Эти слова принадлежат мыслителю, который столь глубоко усвоил представления и язык немецкой философии, что, казалось бы, в нем не должно было остаться ничего от русской мыслительной традиции, — тогда Густав Шпет принадлежал бы исключительно к немецкой феноменологии, а в перспективен интернациональному феноменологическому движению. Г. Шпет, которого высоко ценил его учитель Эдмунд Гуссерль[5], очень скоро придает, однако, новые акценты феноменологической философии — главное, это осмысление действительности как действительности исторической (что должно было резко контрастировать с аисторизмом мышления довоенного Гуссерля[6]), затем соединение феноменологии с психологией народов, или этнической психологией, и, наконец, отмеченное чрезвычайной важностью и оказавшееся поистине провидческим синтезирование феноменологии и герменевтики[7], — что в немецкой философии и науке было достигнуто лишь значительно позже.

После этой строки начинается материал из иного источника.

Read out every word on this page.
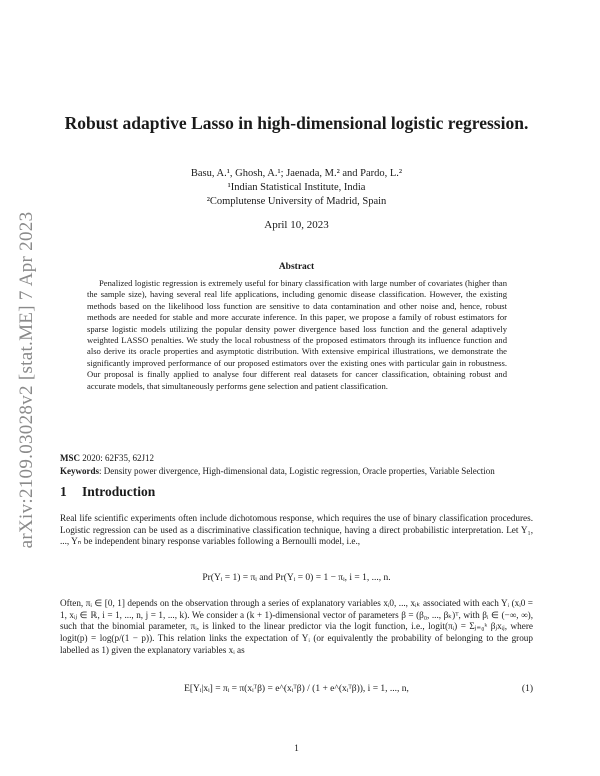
arXiv:2109.03028v2 [stat.ME] 7 Apr 2023
Robust adaptive Lasso in high-dimensional logistic regression.
Basu, A.¹, Ghosh, A.¹; Jaenada, M.² and Pardo, L.²
¹Indian Statistical Institute, India
²Complutense University of Madrid, Spain
April 10, 2023
Abstract
Penalized logistic regression is extremely useful for binary classification with large number of covariates (higher than the sample size), having several real life applications, including genomic disease classification. However, the existing methods based on the likelihood loss function are sensitive to data contamination and other noise and, hence, robust methods are needed for stable and more accurate inference. In this paper, we propose a family of robust estimators for sparse logistic models utilizing the popular density power divergence based loss function and the general adaptively weighted LASSO penalties. We study the local robustness of the proposed estimators through its influence function and also derive its oracle properties and asymptotic distribution. With extensive empirical illustrations, we demonstrate the significantly improved performance of our proposed estimators over the existing ones with particular gain in robustness. Our proposal is finally applied to analyse four different real datasets for cancer classification, obtaining robust and accurate models, that simultaneously performs gene selection and patient classification.
MSC 2020: 62F35, 62J12
Keywords: Density power divergence, High-dimensional data, Logistic regression, Oracle properties, Variable Selection
1 Introduction
Real life scientific experiments often include dichotomous response, which requires the use of binary classification procedures. Logistic regression can be used as a discriminative classification technique, having a direct probabilistic interpretation. Let Y₁, ..., Yₙ be independent binary response variables following a Bernoulli model, i.e.,
Pr(Yᵢ = 1) = πᵢ and Pr(Yᵢ = 0) = 1 − πᵢ, i = 1, ..., n.
Often, πᵢ ∈ [0, 1] depends on the observation through a series of explanatory variables xᵢ0, ..., xᵢₖ associated with each Yᵢ (xᵢ0 = 1, xᵢⱼ ∈ ℝ, i = 1, ..., n, j = 1, ..., k). We consider a (k + 1)-dimensional vector of parameters β = (β₀, ..., βₖ)ᵀ, with βᵢ ∈ (−∞, ∞), such that the binomial parameter, πᵢ, is linked to the linear predictor via the logit function, i.e., logit(πᵢ) = Σⱼ₌₀ᵏ βⱼxᵢⱼ, where logit(p) = log(p/(1 − p)). This relation links the expectation of Yᵢ (or equivalently the probability of belonging to the group labelled as 1) given the explanatory variables xᵢ as
E[Yᵢ|xᵢ] = πᵢ = π(xᵢᵀβ) = e^(xᵢᵀβ) / (1 + e^(xᵢᵀβ)), i = 1, ..., n,	(1)
1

Во всем, в чем Г. Шпет обгонял развитие феноменологической школы в Германии[8], сказывается стержневое воздействие русской мыслительной традиции, в свое время опосредованной Западом. Скрещение традиций, их мотивов совершалось именно так, как то подсказывала русская традиция, — и это при том нетипичном для нее, что заключалось в творчестве Г. Шпета.

Так, Г. Шпет не может усомниться в объективности бытия — данного первично, цельно и субстанциально: «<…> непредвзятое описание действительности во всей ее конкретной — исторической — полноте разрушает гипотезу о том, будто эта действительность есть только комплекс “ощущений”*, — и такая убежденность, с одной стороны, подкрепляется антипсихологизмом феноменологии, а с другой, определяется русской традицией, которая и в XIX в., в разгар психологизма, не склонна была признавать и допускать психологизм в таком оголенно-инди-видуалистическом и субъективистском духе (со всеми его отражениями в философии и науке), как западная, в том числе немецкая культура; соответствующее понимание бытия, онтологическая предпосылка Шпета, позволяет ему трактовать в социальном плане то, что в некоторых течениях феноменологии так и осталось отвлеченной, структурно-логической проблемой интерсубъективности[10]. Для литературоведа здесь прежде всего интересна связь мысли Г. Шпета и раннего М. Бахтина.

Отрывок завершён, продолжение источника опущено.